Volume
Capítulo 14: Laço de Família.
— Sanarion?! — Hexoth se pôs entre ela e seus protegidos, empunhando sua espada.
— A quanto tempo, Lorde das Sombras… — respondeu ela, se aproximando lentamente enquanto uma sombra se formava em seu ombro.
— O que significa isso? Por quê está nos atacando? Você é uma traidora!
— Hexoth, você não entende. Eu não os traí, apenas abri os olhos. Os demônios são os verdadeiros traidores, com essa matança descontrolada — respondeu Sanarion, com um sorriso sarcástico.
Hexoth não conseguia acreditar no que via. Sanarion, a mulher que ele havia considerado sua amiga e aliada, estava do lado dos inimigos dos lordes. Ela havia se tornado uma traidora.
Sanarion então fitou Klaus, que rapidamente reparou na sombra em seus ombros.
— Foi você! — disse Klaus, horrorizado.
— Você demorou bastante pra ver isso, não é? O El Ratón te enganou direitinho… — Em um piscar de olhos, o braço mecânico e a espada de Hexoth colidiram, gerando um enorme estrondo ao redor.
— Kagura! Pega o Klaus e fo… — Antes que pudesse terminar, Sanarion aproveitou a falta de força de Hexoth e o arremessou com um golpe de luta livre, o colidindo com a parede. Ela rapidamente saltou na direção de Klaus, que, em vão, também tentou a bloquear, só tendo tempo de levá-la para longe de Kagura, e tendo seu peito perfurado.
— Menos um… — Ela então se virou para Kagura, caída ao chão. — Menos do…
— Não ouse! — A lâmina de Hexoth rapidamente desferiu diversos cortes na pele de Sanarion, a afastando da garota.
— Tsc… Você é insistente dema… — Uma espada de vento surgiu rente ao pescoço de Sanarion, a forçando a se afastar.
— Criação de Espadas: Zephir! — Klaus, mesmo extremamente ferido e com o peito perfurado, se levantou e apontou sua espada de vento contra a traidora. — Não toque na senhorita… Eu sou seu inimigo!
Sanarion se sentiu pressionada pelos ataques de Hexoth e Klaus, que se aliaram contra ela. Klaus não desistia, mesmo sangrando, pois seu orgulho o impedia de perder para ela depois de tudo que ela fez. Mesmo com sua defesa quase impenetrável, Sanarion começou a demonstrar feridas e cortes pelo corpo, o que a fez saltar para se afastar de seus combatentes.
— Argh! Não queria usar isso tão cedo… — No ar, o corpo de Sanarion começou a brilhar, emanando o mesmo brilho de quando invocava uma criatura, e mudar sua forma. — Invocação Fusão: ¡El Tigre!
As pernas e braços de Sanarion começaram a se deformar, assumindo a aparência das pernas e patas de tigre sombrio.
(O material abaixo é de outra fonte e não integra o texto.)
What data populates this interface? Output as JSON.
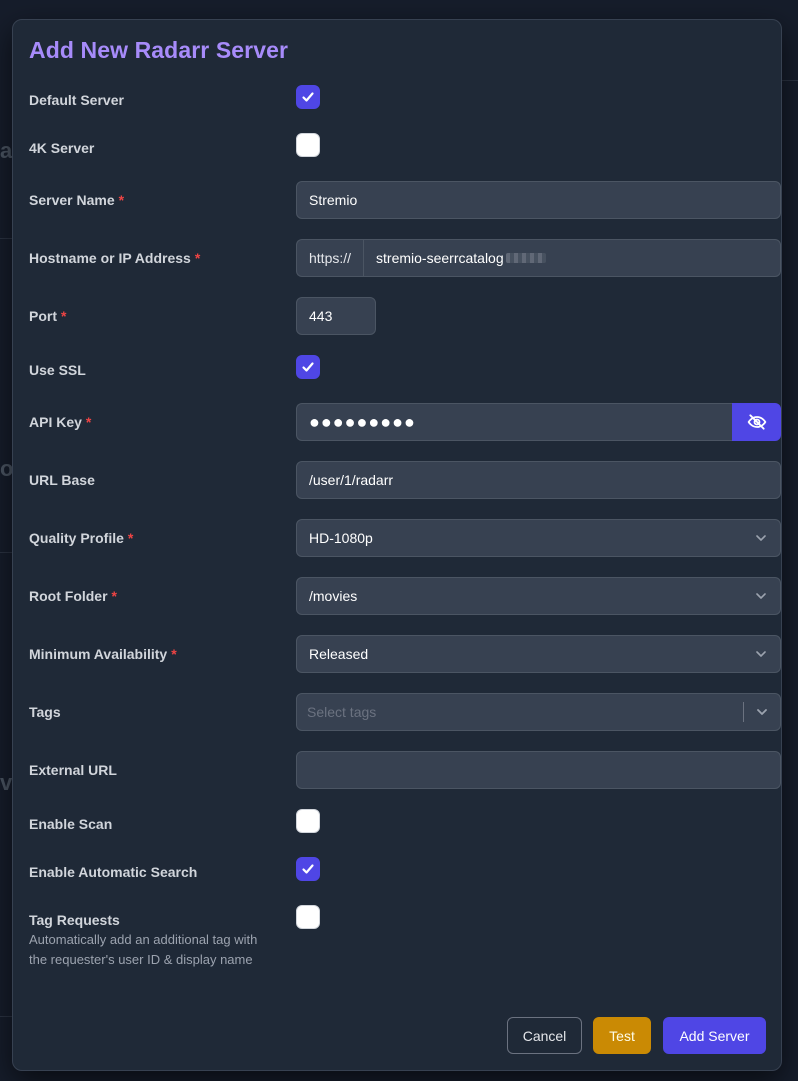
{
  "modal": {
    "title": "Add New Radarr Server"
  },
  "required_mark": "*",
  "fields": {
    "default_server": {
      "label": "Default Server",
      "checked": true
    },
    "k4_server": {
      "label": "4K Server",
      "checked": false
    },
    "server_name": {
      "label": "Server Name",
      "value": "Stremio"
    },
    "hostname": {
      "label": "Hostname or IP Address",
      "prefix": "https://",
      "value": "stremio-seerrcatalog"
    },
    "port": {
      "label": "Port",
      "value": "443"
    },
    "use_ssl": {
      "label": "Use SSL",
      "checked": true
    },
    "api_key": {
      "label": "API Key",
      "value": "●●●●●●●●●",
      "toggle_icon": "eye-off-icon"
    },
    "url_base": {
      "label": "URL Base",
      "value": "/user/1/radarr"
    },
    "quality_profile": {
      "label": "Quality Profile",
      "value": "HD-1080p"
    },
    "root_folder": {
      "label": "Root Folder",
      "value": "/movies"
    },
    "minimum_availability": {
      "label": "Minimum Availability",
      "value": "Released"
    },
    "tags": {
      "label": "Tags",
      "placeholder": "Select tags"
    },
    "external_url": {
      "label": "External URL",
      "value": ""
    },
    "enable_scan": {
      "label": "Enable Scan",
      "checked": false
    },
    "enable_automatic_search": {
      "label": "Enable Automatic Search",
      "checked": true
    },
    "tag_requests": {
      "label": "Tag Requests",
      "help": "Automatically add an additional tag with the requester's user ID & display name",
      "checked": false
    }
  },
  "buttons": {
    "cancel": "Cancel",
    "test": "Test",
    "add": "Add Server"
  },
  "colors": {
    "accent": "#4f46e5",
    "title": "#a78bfa",
    "test": "#ca8a04",
    "required": "#ef4444"
  }
}
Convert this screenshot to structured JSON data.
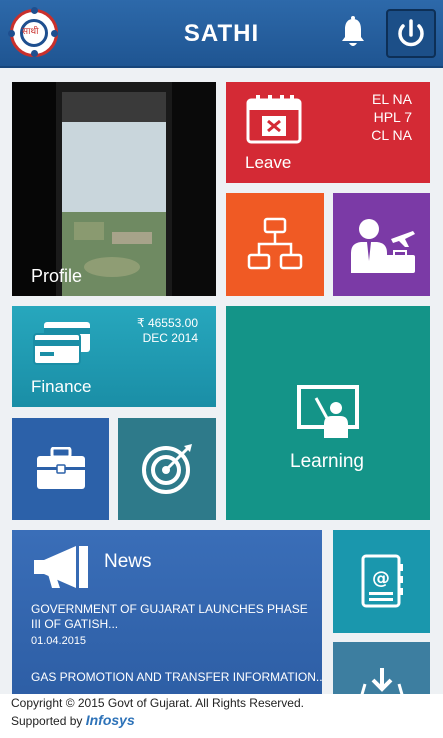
{
  "header": {
    "title": "SATHI",
    "logo_text": "साथी"
  },
  "tiles": {
    "profile": {
      "label": "Profile"
    },
    "leave": {
      "label": "Leave",
      "balances": [
        "EL NA",
        "HPL 7",
        "CL NA"
      ]
    },
    "finance": {
      "label": "Finance",
      "amount": "₹  46553.00",
      "period": "DEC 2014"
    },
    "learning": {
      "label": "Learning"
    },
    "news": {
      "label": "News",
      "items": [
        {
          "title": "GOVERNMENT OF GUJARAT LAUNCHES PHASE III OF GATISH...",
          "date": "01.04.2015"
        },
        {
          "title": "GAS PROMOTION AND TRANSFER INFORMATION...",
          "date": ""
        }
      ]
    }
  },
  "icons": {
    "leave": "calendar-cancel-icon",
    "org": "org-chart-icon",
    "travel": "traveler-icon",
    "finance": "credit-cards-icon",
    "learning": "teacher-board-icon",
    "briefcase": "briefcase-icon",
    "target": "target-icon",
    "news": "megaphone-icon",
    "contacts": "address-book-icon",
    "download": "download-icon"
  },
  "footer": {
    "copyright": "Copyright © 2015 Govt of Gujarat. All Rights Reserved.",
    "supported_by": "Supported by",
    "supporter": "Infosys"
  },
  "colors": {
    "header": "#2a64a6",
    "leave": "#d42a35",
    "org": "#f05a24",
    "travel": "#7b3aa6",
    "finance": "#1f9ab1",
    "learning": "#149488",
    "briefcase": "#2c61a9",
    "target": "#2e7a8a",
    "news": "#3568b2",
    "contacts": "#1a97ad"
  }
}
Sua transformação se assemelhava com a de Hayakaz, mas não era formada pela esperança e ânimo em seus ombros, apenas por ódio e rancor.
— Cuidado, ela parece peri… — Antes de Klaus terminar sua fala, Sanarion rapidamente apareceu em sua frente e o cortou dos ombros à cintura, não conseguindo parti-lo em dois.
— Tsc… ainda não me acostumei com isso. Eu devia ter partido ele em dois.
Hexoth desferiu diversos golpes, aproveitando a distração de Sanarion, mas ela bloqueou todos somente com seu braço mecânico, desferindo uma chuva de chutes como resposta. A cada chute, Hexoth sentia como se seus ossos fossem se quebrar, quase perdendo sua consciência.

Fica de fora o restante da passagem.